It sounds a little paranoid, but there may well have been some truth to the idea. Michelangelo was recommended for the job by Donato Bramante, the chief architect of St. Peter’s Bascilica. Bramante was a friend of the painter Raphael — or at any rate, he liked him better than he did Michelangelo — and Raphael was Michelangelo’s chief rival in the artistic community of Rome.

Michelangelo tried to refuse the commission, but the Pope wouldn’t allow it. Michelangelo had been commissioned to create the sculptures for Pope Julius’s tomb, and that’s what he was really eager to get back to. But the Pope kept dragging him away from it for other projects, the ceiling gig being just one of them. In the end, Michelangelo kept working on the tomb project for 40 years — off and on, of course — and it ended up being a much smaller tomb than had been originally proposed. Even so, it one of Michelangelo’s best sculptures, his Moses, was a part of the project.

But if Michelangelo ever wanted to get back to his sculpture, he needed to do this ceiling first, so he got the project underway. He had a lot to learn; he wasn’t all that familiar with frescoes, after all, and he had to figure out some interesting questions regarding perspective. After all, the paintings would be painted on a curved ceiling, and viewed from 65 feet below.

He also needed to figure out how to get up there. Bramante the architect designed a scaffold suspended by ropes that descended from holes in the ceiling. Michelangelo laughed when it saw it, and asked what the painter was supposed to do with the holes in the ceiling. Bramante didn’t have an answer.

When Michelangelo complained to the Pope, he told him to figure it out himself, so he built a flat wooden platform held up by brackets. If you look carefully at the picture above, you can see an unpainted area (under the figures’ feet) where the scaffolding was located.
The Pope’s plan was for Michelangelo to paint 12 figures — the apostles — against a dark blue sky filled with golden stars. Michelangelo didn’t think that was very interesting, and campaigned for a more ambitious project. The Pope finally told him to “do as [he] liked.” When it was finished, the ceiling incorporated more than 300 figures. It took him four years to finish.

We tend to think of Michelangelo as alone on that scaffold, lying on his back to paint the ceiling. Actually, he did have assistants, who at least prepared the plaster for the day’s painting and mixed the paint. How much more they did is not really known, for Michelangelo tried to promote the image of himself as a solitary painter. To be fair, he didn’t really work well with others. A lot of his assistants got fired.

He didn’t lie down to paint either. He stood upright, with his head bent back and paint dripping in his face.

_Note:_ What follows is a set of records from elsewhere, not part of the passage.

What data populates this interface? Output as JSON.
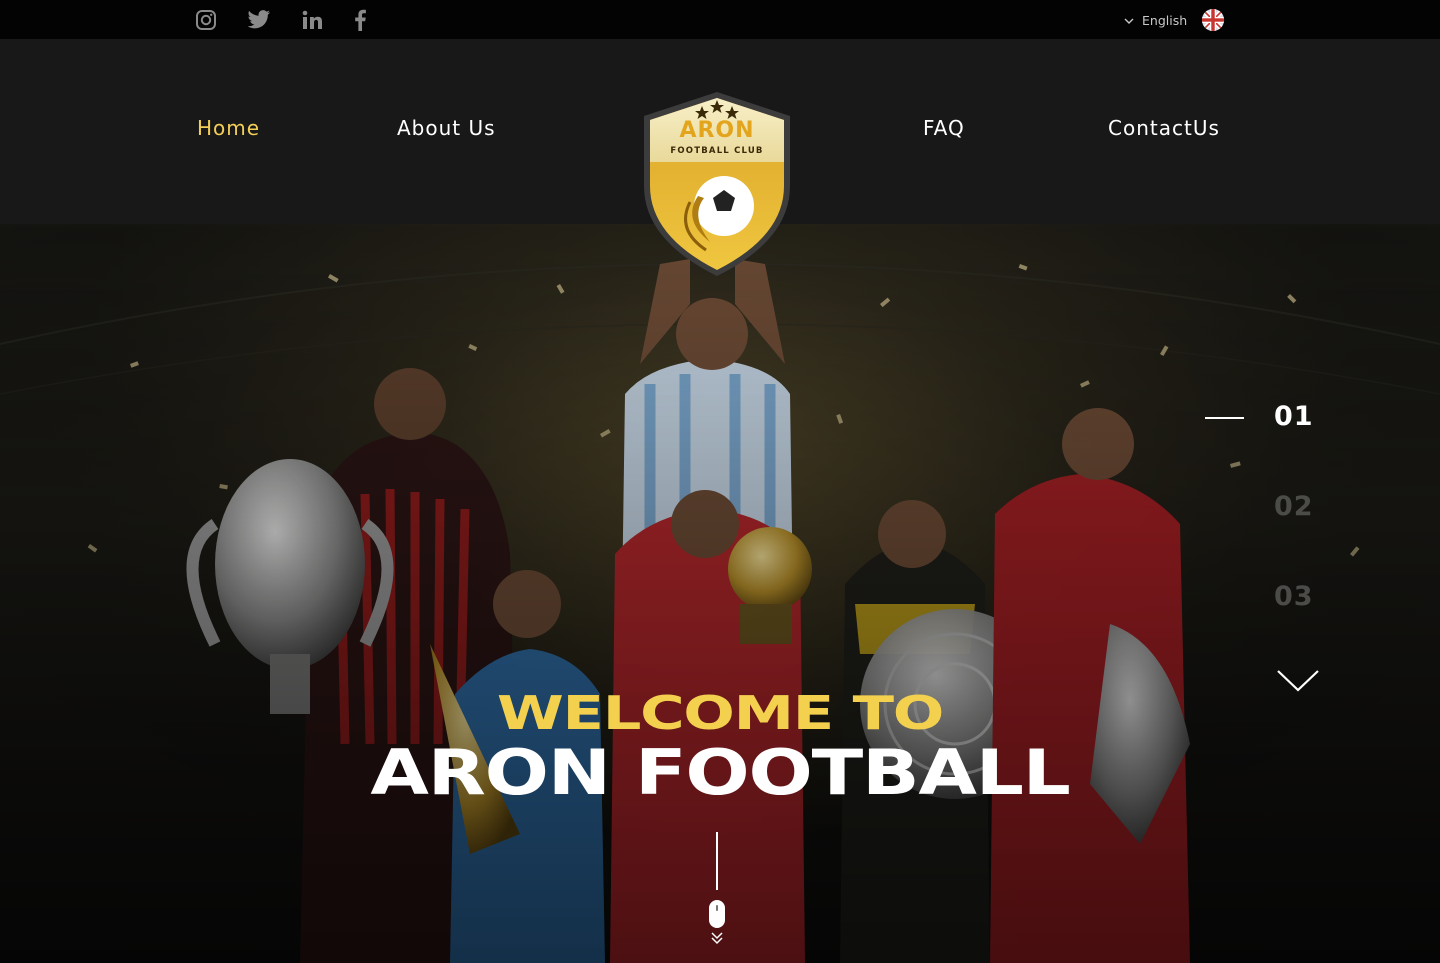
{
  "social": {
    "items": [
      {
        "name": "instagram",
        "icon": "instagram-icon"
      },
      {
        "name": "twitter",
        "icon": "twitter-icon"
      },
      {
        "name": "linkedin",
        "icon": "linkedin-icon"
      },
      {
        "name": "facebook",
        "icon": "facebook-icon"
      }
    ],
    "icon_color": "#8a8a8a"
  },
  "language": {
    "selected": "English",
    "flag_icon": "uk-flag-icon",
    "dropdown_icon": "chevron-down-icon"
  },
  "nav": {
    "items": [
      {
        "label": "Home",
        "active": true
      },
      {
        "label": "About Us",
        "active": false
      },
      {
        "label": "FAQ",
        "active": false
      },
      {
        "label": "ContactUs",
        "active": false
      }
    ],
    "active_color": "#f3cf57"
  },
  "logo": {
    "title": "ARON",
    "subtitle": "FOOTBALL CLUB",
    "icon": "football-shield-icon",
    "stars": 3
  },
  "hero": {
    "welcome": "WELCOME TO",
    "headline": "ARON FOOTBALL",
    "welcome_color": "#f3d14f",
    "slides": [
      "01",
      "02",
      "03"
    ],
    "active_slide": 0,
    "next_icon": "chevron-down-icon",
    "scroll_icon": "mouse-scroll-icon"
  }
}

It was most uncomfortable, and he drew a sketch and wrote a little comic verse that goes, in part, like this:

“I’ve grown a goitre by dwelling in this den —
As cats from stagnant streams in Lombardy,
Or in what other land they hap to be —
Which drives the belly close beneath the chin.

My beard turns up to heaven; my nape falls in,
Fixed on my spine: my breast-bone visibly
Grows like a harp: a rich embroidery
Bedews my face from brush-strokes thick and thin…”

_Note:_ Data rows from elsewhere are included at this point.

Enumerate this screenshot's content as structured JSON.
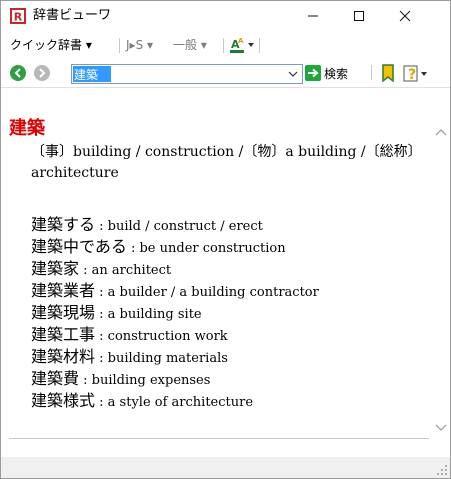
{
  "window": {
    "title": "辞書ビューワ",
    "icon": "dictionary-app-icon",
    "minimize_icon": "minimize-icon",
    "maximize_icon": "maximize-icon",
    "close_icon": "close-icon"
  },
  "toolbar": {
    "quick_dict_label": "クイック辞書 ▾",
    "dir_label": "J▸S ▾",
    "general_label": "一般 ▾",
    "font_icon": "font-color-icon"
  },
  "search": {
    "back_icon": "back-arrow-icon",
    "forward_icon": "forward-arrow-icon",
    "value": "建築",
    "search_label": "検索",
    "search_icon": "go-arrow-icon",
    "bookmark_icon": "bookmark-icon",
    "help_icon": "help-icon"
  },
  "entry": {
    "headword": "建築",
    "definition": "〔事〕building / construction /〔物〕a building /〔総称〕architecture",
    "compounds": [
      {
        "jp": "建築する",
        "en": " : build / construct / erect"
      },
      {
        "jp": "建築中である",
        "en": " : be under construction"
      },
      {
        "jp": "建築家",
        "en": " : an architect"
      },
      {
        "jp": "建築業者",
        "en": " : a builder / a building contractor"
      },
      {
        "jp": "建築現場",
        "en": " : a building site"
      },
      {
        "jp": "建築工事",
        "en": " : construction work"
      },
      {
        "jp": "建築材料",
        "en": " : building materials"
      },
      {
        "jp": "建築費",
        "en": " : building expenses"
      },
      {
        "jp": "建築様式",
        "en": " : a style of architecture"
      }
    ]
  },
  "colors": {
    "headword": "#e00000",
    "selection": "#3399ff",
    "nav_green": "#2ea043",
    "search_green": "#1fa83a"
  }
}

The Sistine Chapel itself is a rather plain building, architecturally. Its interior measures 40.9 meters by 13.4 meters — the exact dimensions of the Temple of Solomon as described in the Old Testament. It had been built between 1473 and 1481, and had already been decorated with frescoes of the lives of Moses and Christ, as well as papal portraits and other decoration. The ceiling, before Michelangelo started work, was a plain dark blue with gold stars.

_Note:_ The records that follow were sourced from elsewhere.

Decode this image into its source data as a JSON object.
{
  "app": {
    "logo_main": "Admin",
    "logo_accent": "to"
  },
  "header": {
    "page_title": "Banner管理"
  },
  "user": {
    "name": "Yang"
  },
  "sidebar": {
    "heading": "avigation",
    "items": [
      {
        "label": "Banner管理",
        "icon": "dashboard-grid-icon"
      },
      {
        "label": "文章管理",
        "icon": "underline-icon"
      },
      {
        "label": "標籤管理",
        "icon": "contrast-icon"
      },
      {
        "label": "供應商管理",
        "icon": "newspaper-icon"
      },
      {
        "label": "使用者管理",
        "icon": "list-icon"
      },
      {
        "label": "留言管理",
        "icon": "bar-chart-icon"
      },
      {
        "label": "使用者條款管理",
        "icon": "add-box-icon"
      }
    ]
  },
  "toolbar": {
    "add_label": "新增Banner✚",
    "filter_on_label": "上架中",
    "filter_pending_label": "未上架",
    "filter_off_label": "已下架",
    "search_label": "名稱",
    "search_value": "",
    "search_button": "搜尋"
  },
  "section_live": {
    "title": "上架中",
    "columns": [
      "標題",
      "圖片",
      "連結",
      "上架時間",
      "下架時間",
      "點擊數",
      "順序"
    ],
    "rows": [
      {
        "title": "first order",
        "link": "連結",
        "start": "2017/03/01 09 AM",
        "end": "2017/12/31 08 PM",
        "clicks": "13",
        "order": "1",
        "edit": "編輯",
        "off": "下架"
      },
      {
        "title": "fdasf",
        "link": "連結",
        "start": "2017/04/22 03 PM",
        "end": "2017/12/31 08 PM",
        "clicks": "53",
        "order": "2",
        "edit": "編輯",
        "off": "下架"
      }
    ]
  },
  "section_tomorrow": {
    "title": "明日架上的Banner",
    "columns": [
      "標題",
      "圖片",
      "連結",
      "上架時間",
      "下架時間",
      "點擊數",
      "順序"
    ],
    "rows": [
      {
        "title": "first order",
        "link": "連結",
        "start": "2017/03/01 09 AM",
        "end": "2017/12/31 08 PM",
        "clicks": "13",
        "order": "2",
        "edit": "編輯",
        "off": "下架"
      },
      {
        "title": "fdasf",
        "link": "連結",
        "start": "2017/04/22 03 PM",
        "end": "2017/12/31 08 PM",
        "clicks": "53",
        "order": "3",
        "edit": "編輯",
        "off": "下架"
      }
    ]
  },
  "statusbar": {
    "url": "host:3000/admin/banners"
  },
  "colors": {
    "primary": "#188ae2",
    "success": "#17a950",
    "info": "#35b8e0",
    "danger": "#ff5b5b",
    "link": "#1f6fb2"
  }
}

The ceiling was in the shape of a somewhat flattened barrel vault. On the lowest part of the ceiling Michelangelo painted the ancestors of Christ. On the next level above that, he displayed alternating male and female prophets (the sybils). Jonah had the place of honor over the altar. In each corner there are four scenes of Biblical stories. Elsewhere, there are 20 portraits of nude males, possibly angels.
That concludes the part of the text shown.